The excess shares multiplied by the common stock price on the contingent conversion date is the value that should be recorded.

Some important points include:

  • If a convertible debt instrument is redeemed before the maturity date and it had no intrinsic value at the issuance date, no portion of the reacquisition price should be allocated to the conversion option.
  • If a company issued a convertible debt instrument with stock warrants attached, the date for the recording of intrinsic value of the conversion feature will be the commitment date of warrants and not the exercise date.
  • The deemed proceeds for determining whether a beneficial conversion option exists are equal to the sum of the proceeds received for the warrant and the exercise price of the warrant.
  • A conversion feature may allow the investors to receive both common stocks and warrants to acquire common stocks. It means from both the conversion feature as well as stock warrants attached. In that case, the intrinsic value of the conversion can be measured as the difference between:
    • The proceeds proportioned to the common stock of the conversion feature, and
    • The fair value of the commitment date of the common stock that the investor would receive upon conversion.

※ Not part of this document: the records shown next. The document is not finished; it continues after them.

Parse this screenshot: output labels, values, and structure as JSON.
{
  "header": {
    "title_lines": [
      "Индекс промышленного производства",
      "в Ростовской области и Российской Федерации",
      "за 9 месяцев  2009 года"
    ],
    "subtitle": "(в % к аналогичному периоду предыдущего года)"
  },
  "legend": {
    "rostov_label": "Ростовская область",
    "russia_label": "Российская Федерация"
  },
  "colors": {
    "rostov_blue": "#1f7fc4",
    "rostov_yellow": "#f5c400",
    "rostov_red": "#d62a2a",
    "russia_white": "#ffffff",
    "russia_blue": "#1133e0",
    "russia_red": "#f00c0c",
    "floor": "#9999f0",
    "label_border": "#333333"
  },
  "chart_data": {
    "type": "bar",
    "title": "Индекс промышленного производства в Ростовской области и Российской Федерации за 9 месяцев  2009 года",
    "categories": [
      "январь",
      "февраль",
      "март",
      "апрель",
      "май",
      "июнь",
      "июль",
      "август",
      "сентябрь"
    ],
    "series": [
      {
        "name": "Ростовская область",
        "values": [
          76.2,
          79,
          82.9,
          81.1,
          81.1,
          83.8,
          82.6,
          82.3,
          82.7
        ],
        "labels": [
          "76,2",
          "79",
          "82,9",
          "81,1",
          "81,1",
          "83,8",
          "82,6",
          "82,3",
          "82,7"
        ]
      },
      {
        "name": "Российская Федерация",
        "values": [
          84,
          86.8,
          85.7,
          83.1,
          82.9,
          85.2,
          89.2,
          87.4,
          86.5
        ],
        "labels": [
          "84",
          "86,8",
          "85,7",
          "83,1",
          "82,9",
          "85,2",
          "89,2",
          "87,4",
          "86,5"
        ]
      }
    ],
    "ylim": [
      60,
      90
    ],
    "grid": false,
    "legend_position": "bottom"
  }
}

Derecognition of Convertible Debt

ASC 470-50 provides guidelines on the accounting treatment for the derecognition of the convertible debt.

The proceeds can be received fully or partially in cash. The proceeds should first be allocated to the extinguishment of the liability component of the fair value of the liability component.

Difference between the amount allocated to the liability component and the sum of:

  • the net carrying amount of the liability component, and
  • any unamortized debt issuance costs

These should be recorded as a gain or loss on the financial statement.